DTEM Methods courses
Generally, DTEM methods courses are numbered between DTEM 2410 to 2419, in addition to other courses as listed below.
Courses in this group have the DTMM attribute.
A course covering social-science and/or humanities-based research methods is required for all DTEM majors. These courses can cover either qualitative or quantitative approaches. They teach students about the process of research design (developing questions and designing the appropriate process to answer them rigorously), and methods to collect and analyze data, digital texts, and or platforms and their role in society.
Course | Title | Credits |
---|---|---|
COMC 1101 | Communications and Culture: History, Theory, and Methods | 4 |
DTEM 2411 | Digital Research Methods | 4 |
DTEM 2412 | Digital Ethnography | 4 |
DTEM 2413 | Participatory Methods | 4 |
DTEM 2414 | Media Ecology | 4 |
DTEM 2417 | Data Visualization | 4 |
NMDD 3880 | Designing Smart Cities for Social Justice | 4 |
Digital, Equity, Ethics, and Power/Values courses
Courses in this group have the DTEV attribute.
These courses focus on issues of ethics, justice, and values as they are built into digital technologies and the industries that develop and maintain them. Some courses focus on the intersection of social justice and technology.

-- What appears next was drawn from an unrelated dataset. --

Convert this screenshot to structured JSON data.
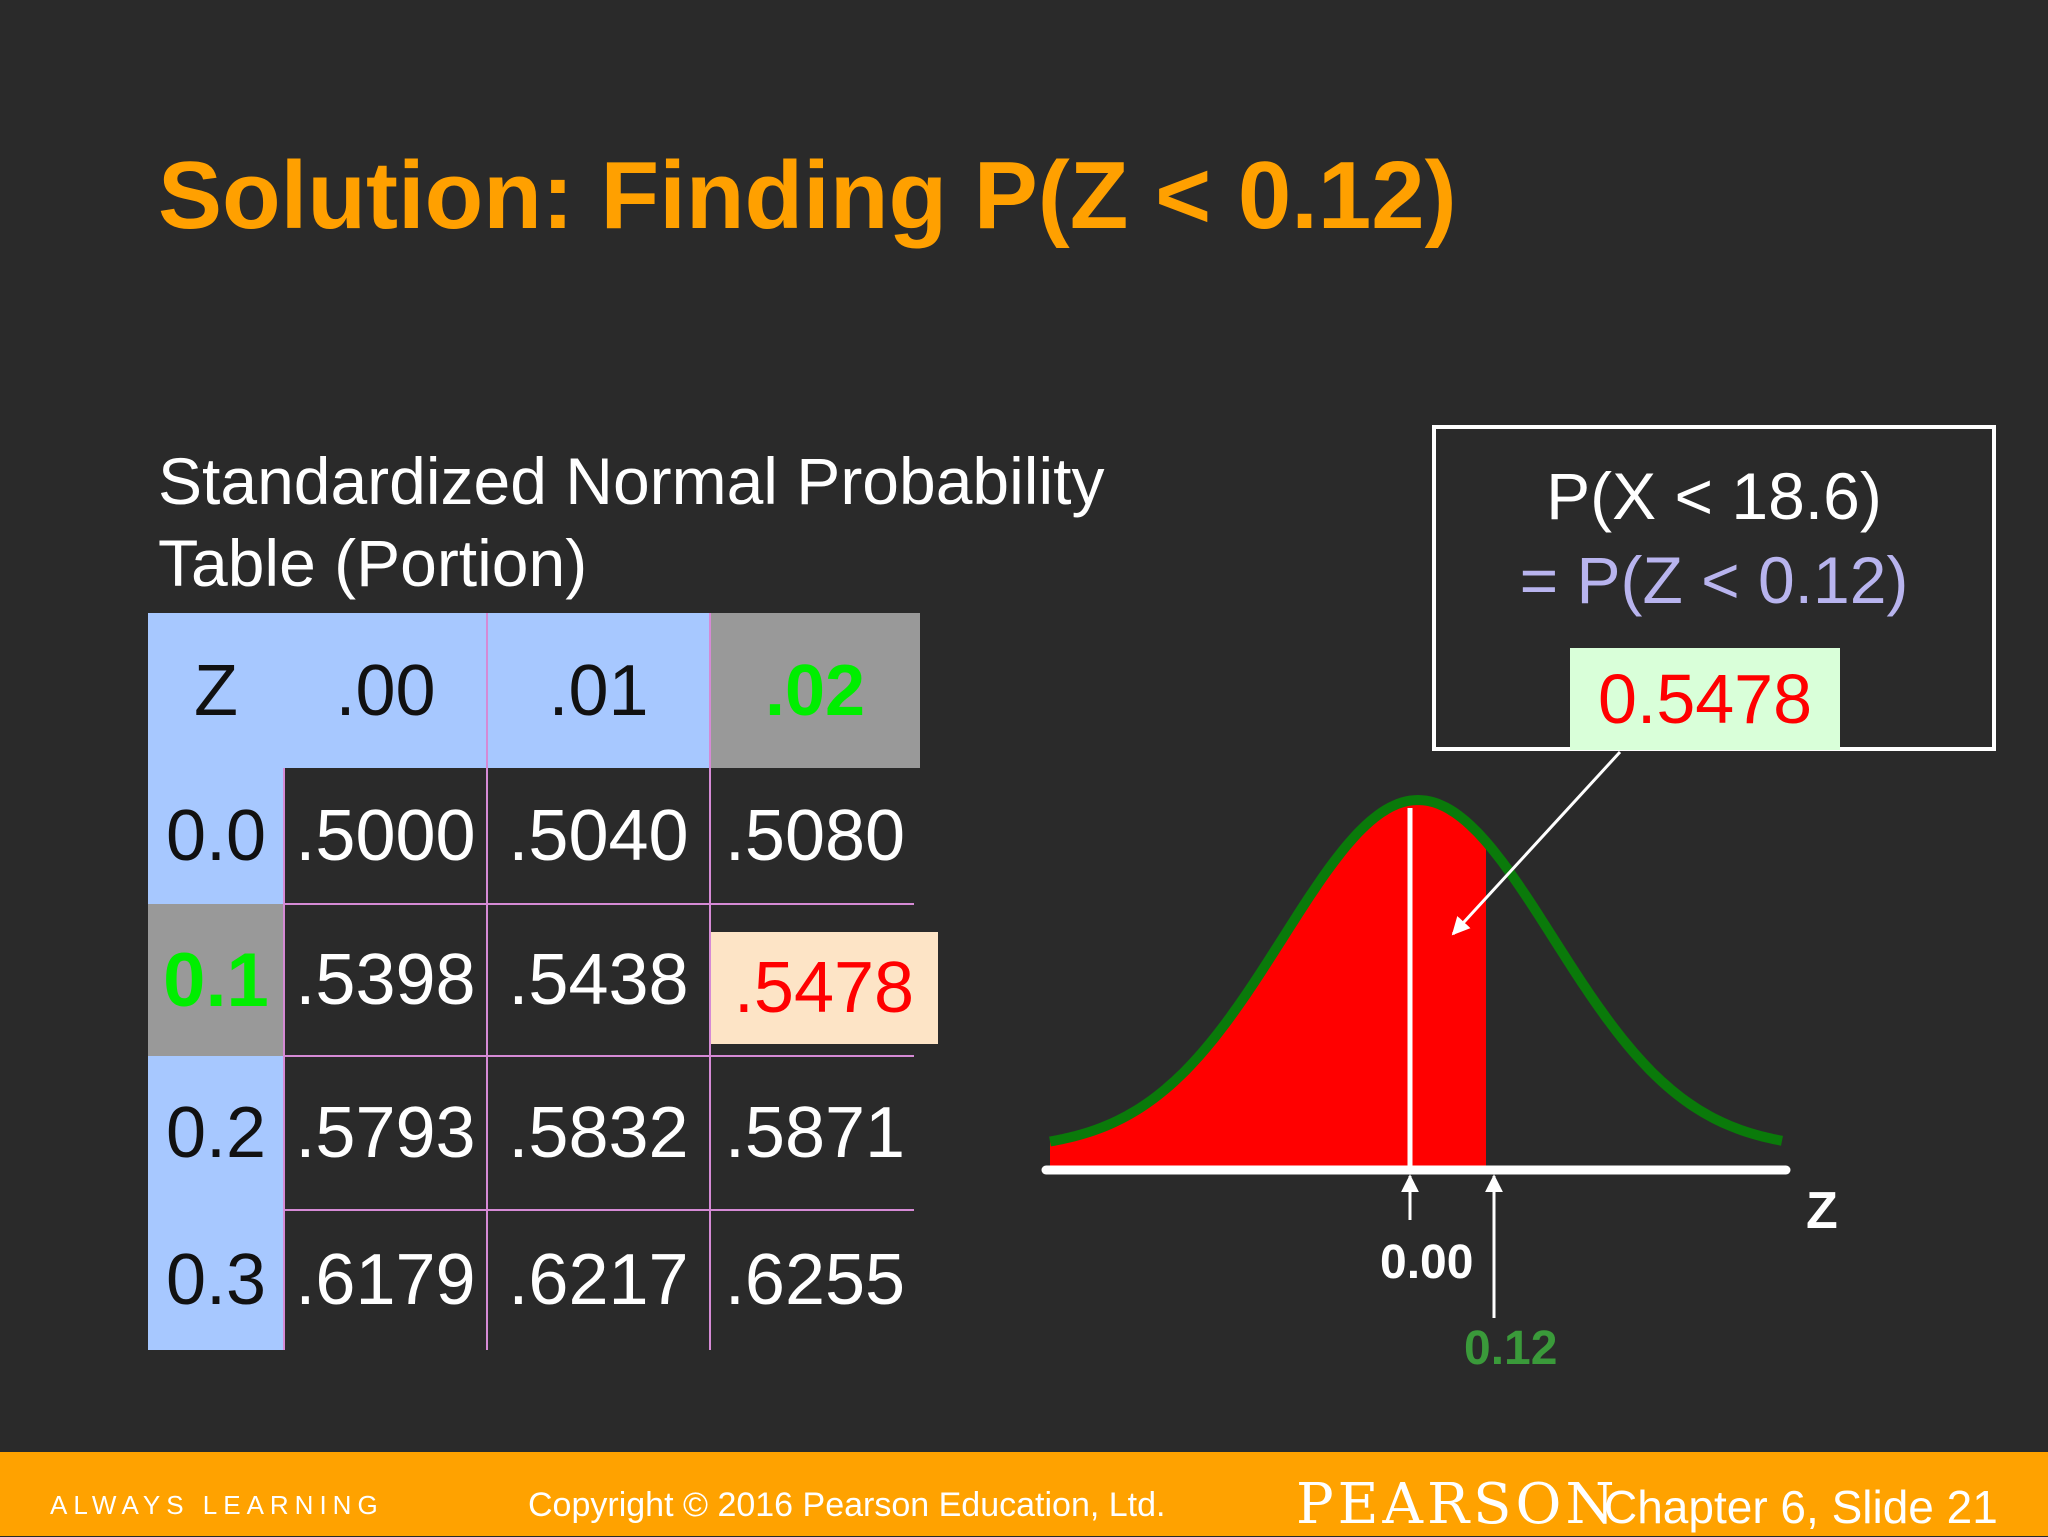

Course | Title | Credits |
---|---|---|
CISC 4650 | Cyberspace: Issues and Ethics | 4 |
COMC 3240 | Photography, Identity, Power | 4 |
COMC 4360 | Communication Ethics and the Public Sphere | 4 |
COMC 4370 | Ethical Controversies in 21st Century Media | 4 |
DTEM 3444 | Nerds, Geeks, and Bros. | 4 |
DTEM 3447 | Race, Gender, and Digital Media | 4 |
DTEM 3463 | Civic Media | 4 |
DTEM 3500 | Resistance and Global Activism | 4 |
DTEM 4430 | Digital Media Ethics | 4 |
DTEM 4470 | Values in Design | 4 |
DTEM 4480 | Digital Media and Public Responsibility | 4 |
NMDD 3450 | User Experience Design: Design for Empowerment | 4 |
NMDD 3880 | Designing Smart Cities for Social Justice | 4 |
Digital Governance, Policy, and Law courses
Courses in this group have the DTPL attribute.
These courses focus on the laws and policy-making that have governed technology across history, as well as the internal policies that govern how technology is deployed, developed, and used.
Course | Title | Credits |
---|---|---|
COMC 3350 | Media Law | 4 |
COMC 4340 | Freedom of Expression | 4 |
DTEM 2450 | Digital Property: Rights, Policies, and Practice | 4 |
DTEM 4440 | Privacy and Surveillance | 4 |
DTEM 4451 | The Technology Industries | 4 |
Availability
The major in digital technologies and emerging media is available at Fordham College at Rose Hill (FCRH) and Fordham College at Lincoln Center (FCLC). Students in Fordham's School of Professional and Continuing Studies may major in digital technologies and emerging media only if they receive the approval of their advising dean and/or department, and their schedules are sufficiently flexible to permit them to take day courses at the Rose Hill or Lincoln Center campuses. Such students must provide the Communication and Media Studies Associate Chair at their home campus a statement confirming they are able to take day classes in order to fulfill their major requirements.
Fordham College at Rose Hill students: The requirements above are in addition to those of the Core Curriculum.
Fordham College at Lincoln Center students: The requirements above are in addition to those of the Core Curriculum.